Скорняков поморщился, потер подбородок. Поехали-полетели… Конечно же, сегодня, когда наука и техника так мощно врезаются в жизнь общества, формируется новый человек… Он не знает войны, не ощущал голода, не скорбел по потерям близких. Он живет в материальном и нравственном комфорте, имеет возможность много читать, видеть, ездить, слушать; он знает гораздо больше, чем его предшественники. Технически подготовлен. Интересно, счастливее ли он, чем его предки, тех, кто жил двадцать, тридцать, пятьдесят лет назад? Ощущает ли он счастье вообще? А что, если он возьмет с собой в новое столетие те пороки, которые были до него и при нем? Нет, нет! Этого нельзя допустить! А как уберечь его от этого? Как, если молодые видят эти пороки, видят разрастающуюся, словно бурьян на пустыре, показуху, которая разлагает людей и мешает нашему великому делу — строительству нового общества, воспитанию нового человека…
— Мне представляется, Петр Самойлович, — Скорняков испытующе посмотрел на возбужденного Лисицына, — что вы несколько увлечены неограниченными возможностями науки. Позвольте один прозаический вопрос: почему вы кричите на людей? Сегодня в моем присутствии нагрубили оперативному дежурному полковнику Прилепскому. Он высказал дельную мысль, вы его оборвали. Несколько дней назад накричали на начальника АСУ. Что это за несдержанность? Вы — человек волевой, умейте держать себя в руках.

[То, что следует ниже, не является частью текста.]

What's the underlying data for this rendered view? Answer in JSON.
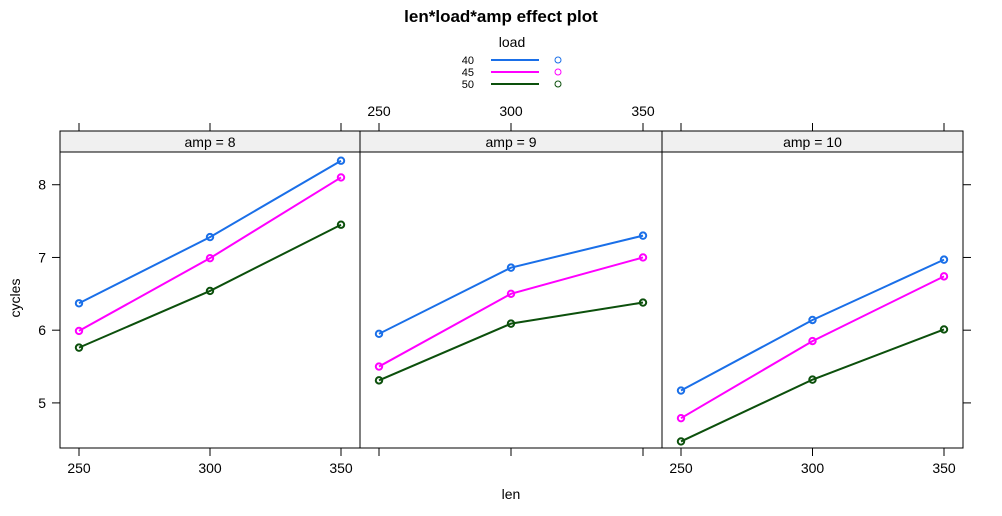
{
  "chart_data": {
    "type": "line",
    "title": "len*load*amp effect plot",
    "xlabel": "len",
    "ylabel": "cycles",
    "x": [
      250,
      300,
      350
    ],
    "x_ticks": [
      "250",
      "300",
      "350"
    ],
    "y_ticks": [
      "5",
      "6",
      "7",
      "8"
    ],
    "ylim": [
      4.38,
      8.45
    ],
    "legend": {
      "title": "load",
      "placement": "top-center",
      "entries": [
        "40",
        "45",
        "50"
      ]
    },
    "colors": {
      "40": "#1a6fe8",
      "45": "#ff00ff",
      "50": "#0c500c"
    },
    "panels": [
      {
        "strip": "amp = 8",
        "series": [
          {
            "name": "40",
            "values": [
              6.37,
              7.28,
              8.33
            ]
          },
          {
            "name": "45",
            "values": [
              5.99,
              6.99,
              8.1
            ]
          },
          {
            "name": "50",
            "values": [
              5.76,
              6.54,
              7.45
            ]
          }
        ]
      },
      {
        "strip": "amp = 9",
        "series": [
          {
            "name": "40",
            "values": [
              5.95,
              6.86,
              7.3
            ]
          },
          {
            "name": "45",
            "values": [
              5.5,
              6.5,
              7.0
            ]
          },
          {
            "name": "50",
            "values": [
              5.31,
              6.09,
              6.38
            ]
          }
        ]
      },
      {
        "strip": "amp = 10",
        "series": [
          {
            "name": "40",
            "values": [
              5.17,
              6.14,
              6.97
            ]
          },
          {
            "name": "45",
            "values": [
              4.79,
              5.85,
              6.74
            ]
          },
          {
            "name": "50",
            "values": [
              4.47,
              5.32,
              6.01
            ]
          }
        ]
      }
    ]
  }
}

— Привык, знаете ли. В прошлом покрикивать приходилось частенько. Может, иногда и зря голос повышаю, но без этого не могу.
— А почему вы на начальников не кричите? На меня, например. Вас ведь иногда незаслуженно обижают, но вы молчите. Значит, можете? Давайте условимся — повышать голос с моего разрешения, я — с вашего. Договорились? Вот и отлично!

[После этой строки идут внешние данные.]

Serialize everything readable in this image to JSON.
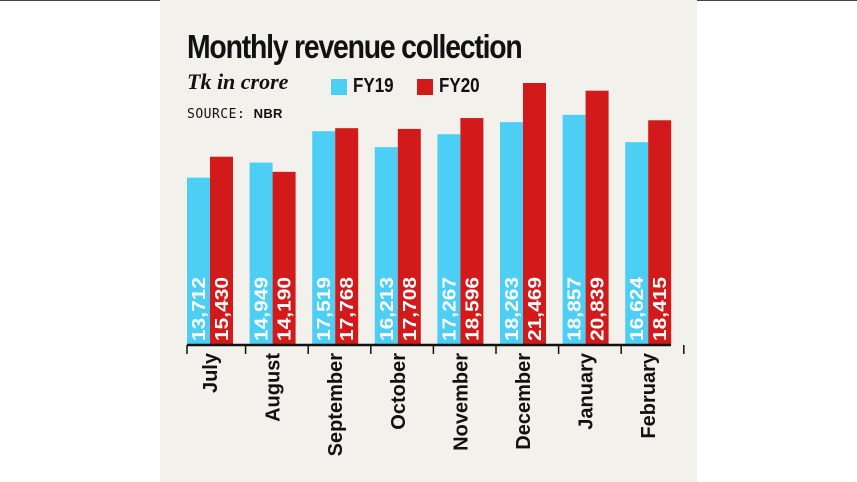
{
  "chart_data": {
    "type": "bar",
    "title": "Monthly revenue collection",
    "unit_label": "Tk in crore",
    "source_label": "SOURCE:",
    "source_name": "NBR",
    "categories": [
      "July",
      "August",
      "September",
      "October",
      "November",
      "December",
      "January",
      "February"
    ],
    "series": [
      {
        "name": "FY19",
        "color": "#4dcff5",
        "labels": [
          "13,712",
          "14,949",
          "17,519",
          "16,213",
          "17,267",
          "18,263",
          "18,857",
          "16,624"
        ],
        "values": [
          13712,
          14949,
          17519,
          16213,
          17267,
          18263,
          18857,
          16624
        ]
      },
      {
        "name": "FY20",
        "color": "#d31a1a",
        "labels": [
          "15,430",
          "14,190",
          "17,768",
          "17,708",
          "18,596",
          "21,469",
          "20,839",
          "18,415"
        ],
        "values": [
          15430,
          14190,
          17768,
          17708,
          18596,
          21469,
          20839,
          18415
        ]
      }
    ],
    "ylim": [
      0,
      22500
    ],
    "xlabel": "",
    "ylabel": "",
    "grid": false,
    "legend_position": "top"
  }
}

2 часа 53 минуты 32 секунды. Время московское.
Петр Самойлович вышел, и Скорняков, удобно расположившись в кресле, вспомнил молодого Лисицына — командира соседней части. Энергии у него было — хоть отбавляй; он успевал все. Мотался по подразделениям, организовывал взаимодействие между ракетчиками и летчиками, тормошил локаторщиков; усталый и запыленный, едва волоча ноги, возвращался домой затемно, наспех ужинал и садился за учебники — в то время он, инженер по образованию, готовился к поступлению в командную академию. На семью времени не оставалось. Любовь к детям сводилась к поцелуям да подаркам. Задаривал сына игрушками — и избаловал: помочь убрать квартиру — не хочу, сходить в магазин — нет времени.
После окончания академии Лисицын пошел вверх. Да, в те годы он был на взлете: на каждом совещании его отмечали как лучшего командира.

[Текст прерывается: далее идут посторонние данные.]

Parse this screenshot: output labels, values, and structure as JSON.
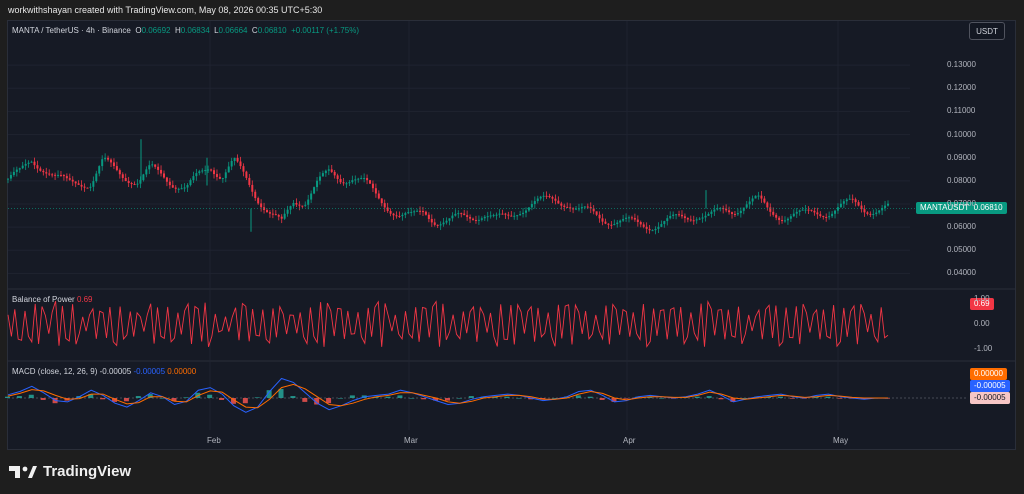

Все вроде бы шло хорошо, да вдруг беда — у жены, Анны Тимофеевны, врачи обнаружили рак. Год промучилась — умерла. Осталось у Петра Самойловича двое детей. Трудно ему было, очень трудно. Работы невпроворот, и ребят одних не оставишь. Хоть разорвись…
Спустя полтора года после смерти жены Лисицын встретил красивую молодую женщину — Веру Сергеевну, увлекся ею. Виделись часто, полюбили друг друга. Но опять незадача — сын не принял ее. Как ни старался убедить Игоря, ничего не получилось. Десятилетку парень окончил кое-как, стал нервный, грубый, чуть что — убегал из дому. Конечно, каково было молодой женщине все это терпеть? Уж как ни обращалась она с Игорем: и лаской, и увещеваниями, и просьбами. А все равно — мачеха! С дочерью, Наташей, подружилась, а с Игорем — ни в какую. Так и длилась глухая вражда, пока Игоря не призвали в армию. Определили его в училище, все вроде бы улеглось, и опять закрутила Лисицына служба. Москва заприметила, особенно после пусков на полигоне, когда два года подряд полки «пятерки» да «четверки» привозили.